- Parousia means the second coming and is used in reference to the Jewish apocalyptic and eschatological expectation about the Kingdom of God at the time of Jesus.
- It is seemingly evident that the kingdom of god did not arrive and the earth was not transformed however Luke’s gospel addresses this delay in a particular way whether or not it is successful in doing so.
- There has been a long standing tradition that identifies Luke as a physician. Luke was therefore probably a gentile Christian who sided with the Pauline wing of the church.
- Scholars have little idea as to where Luke was bases as his geography is imprecise but it is suggested that he was outside of Palestine.
- Luke is also thought to be dated after 70CE, as the Kingdom of God had not arrived after the destruction of the temple as many expected, a similar date to Matthew being proposed by most.
1 of 6
- It seems that Luke is writing an orderly account of Jesus’ life however he does appear to be concerned about the delay of the Parousia.
- Due to the fact that it had been around forty years since Jesus’ death this began to cause problems in the community. Luke therefore shifts the focus of salvation from the future to the present. This is known as inaugurated eschatology however this could simply be Luke attempting to alleviate the implications of Jesus’ confused message.
- Hanz Conzelmann believes that Luke has a problem with salvation in that he historicises it making it unavailable for those reading today.
- Luke thought that there were three stages in salvation history: the time of Israel, the time of Jesus and the time of the church.
- It was believed that the church will endure until the Parousia arrives but in the meantime Luke struggled with the function of the church.
2 of 6
- Many disagree with Conzelmann and believe that Luke discerns two periods of history; a time of promise and a time of fulfilment for Jesus and the church.
- Jesus is thought to be enthroned in heaven and thereby continues to bring salvation but on the other hand Luke’s addressing of the Parousia may simply be to cover up a failed prophet whose kingdom did not come.
- Luke did, however, see Jesus’ death as necessary to put gods plan into action so suggests he did still expect the Parousia.
- It can be argued further that the delay of the Parousia is simply because Jesus and the early Christians were mistaken, which could account for Luke’s attempts to resolve this.
- Scholars such as Kummel however like to extend the intermediate period in that we will have to wait for the Parousia.
3 of 6
- Gerd Theissen believes that Jesus’ views should be treasured as he calls for a recognition of all within the kingdom of god.
- However Luke is aware of this and addresses it at some point but not to the extent of Conzelmann who believed that Luke replaced beliefs about the Parousia with beliefs about the church.
- At times Luke does affirm that the end is near but at others he suggests a delay. With this he causes ambiguity to whether he successfully addresses the delay.
- This appears at the parable of the wedding banquet where an unknown person will arrive at an unknown time. Luke therefore seems to discourage putting a time limit on the Parousia.
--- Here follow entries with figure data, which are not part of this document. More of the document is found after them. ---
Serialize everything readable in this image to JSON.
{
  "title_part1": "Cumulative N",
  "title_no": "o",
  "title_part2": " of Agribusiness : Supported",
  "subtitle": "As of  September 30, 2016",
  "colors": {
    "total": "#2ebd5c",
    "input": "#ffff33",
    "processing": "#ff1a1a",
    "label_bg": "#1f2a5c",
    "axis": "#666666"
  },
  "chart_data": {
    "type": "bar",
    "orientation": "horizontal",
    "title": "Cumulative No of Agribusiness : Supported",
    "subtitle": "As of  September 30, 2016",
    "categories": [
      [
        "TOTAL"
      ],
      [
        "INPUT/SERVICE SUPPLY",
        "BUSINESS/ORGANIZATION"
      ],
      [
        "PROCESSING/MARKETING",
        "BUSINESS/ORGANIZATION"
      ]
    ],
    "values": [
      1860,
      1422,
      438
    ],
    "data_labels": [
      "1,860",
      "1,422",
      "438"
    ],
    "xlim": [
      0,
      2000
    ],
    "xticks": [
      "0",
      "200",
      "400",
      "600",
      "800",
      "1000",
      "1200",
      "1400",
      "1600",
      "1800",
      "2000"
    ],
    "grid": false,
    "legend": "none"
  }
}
- Luke definitely does not replace this ambiguity with a realised eschatology.
4 of 6
- The Holy Spirit plays a large role within Luke therefore it can be argued that possibly Luke is trying to use it as a substitute for the delay of the Parousia.
- Furthermore Luke gives no indication of when the kingdom of god is coming which could either be seen to link with him not wanted to place a time limit which follows more Kummel type thinking whereas it could also be to suggest that Luke simply doesn’t know and is trying to alleviate the issues facing the community for a while longer.
- The delay of the Parousia was more a concern for the early church and concerning Luke to a lesser extent so what might appear to be confused teaching in the gospel could be explained as the product of those attempting to impose a time scale on Jesus sayings.
5 of 6
- Overall, I feel that Luke addresses the delay of Parousia but by simply stating that is follows a more inaugurated eschatology.
- Seems to only alleviate the issues surrounding the community for a limited time as Luke doesn’t fully address the delay.
- However perhaps Luke did not want to impose a time scale as no one truly knew only when it actually happened would it be known.
- Therefore I would conclude that Luke does not successfully address the delay of the Parousia to a satisfactory level and only seems to be attempting address it for the community at the time.